La parola di questa domenica è: perseveranza.
Perseverare vuol dire che l’uomo deve rimanere motivato, resiliente, orientato agli obiettivi di fronte alle sfide e alle difficoltà che si possono incontrare mentre vive la sua quotidianità.
Gesù, nel dipingere scenari apocalittici, vuole educare i suoi discepoli a cambiare condotta di vita, anche qualora cambiassero le condizioni di quella stessa vita. Ed è la richiesta che Egli fa anche a ciascuno di noi; soprattutto là dove ci sono realtà volte al volontariato, alla solidarietà, all’accoglienza; perché, proprio qui, esistono tentazioni e pericoli che si annidano nelle cose buone.

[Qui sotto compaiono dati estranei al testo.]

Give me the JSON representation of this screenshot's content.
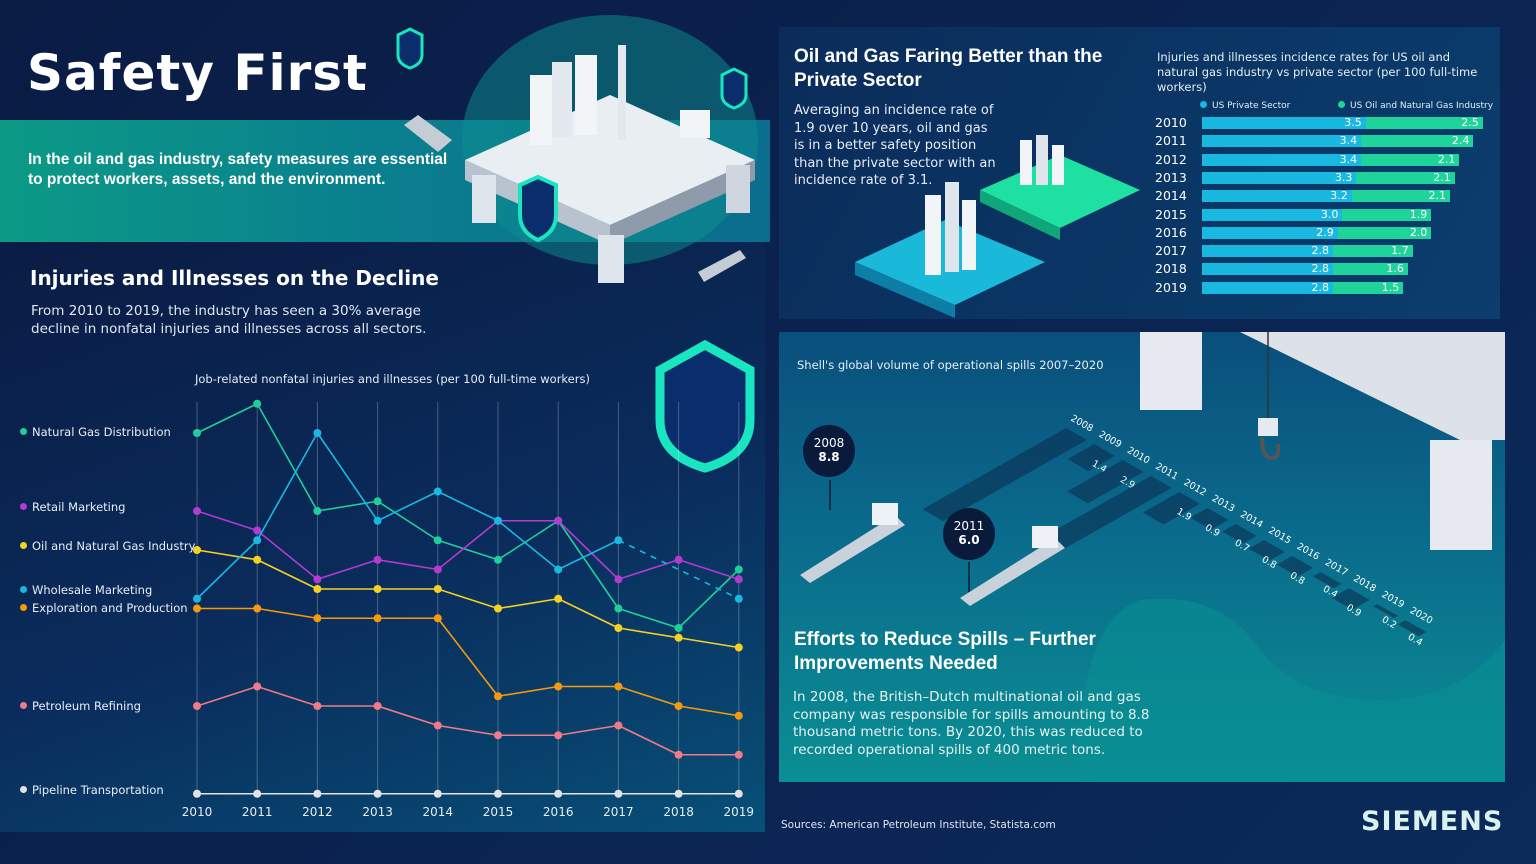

Infatti, l’entusiasmo dei primi tempi, in una esperienza di volontariato è il pericolo maggiore, perché l’individuo si costruisce un mondo di aspettative che poi sono destinate a naufragare nella banalità routinaria, cioè nel susseguirsi degli stessi gesti giorno dopo giorno.
È sempre molto facile e affascinante concederci alle seduzioni degli entusiasmi che, per alcuni sono giovanili e per altri li richiamano, tuttavia è nella perseveranza, nel continuare durante i tempi grigi, fatti di giorni sempre uguali e con problemi sempre più pesanti, che si prova l’effettiva capacità di essere per l’altro.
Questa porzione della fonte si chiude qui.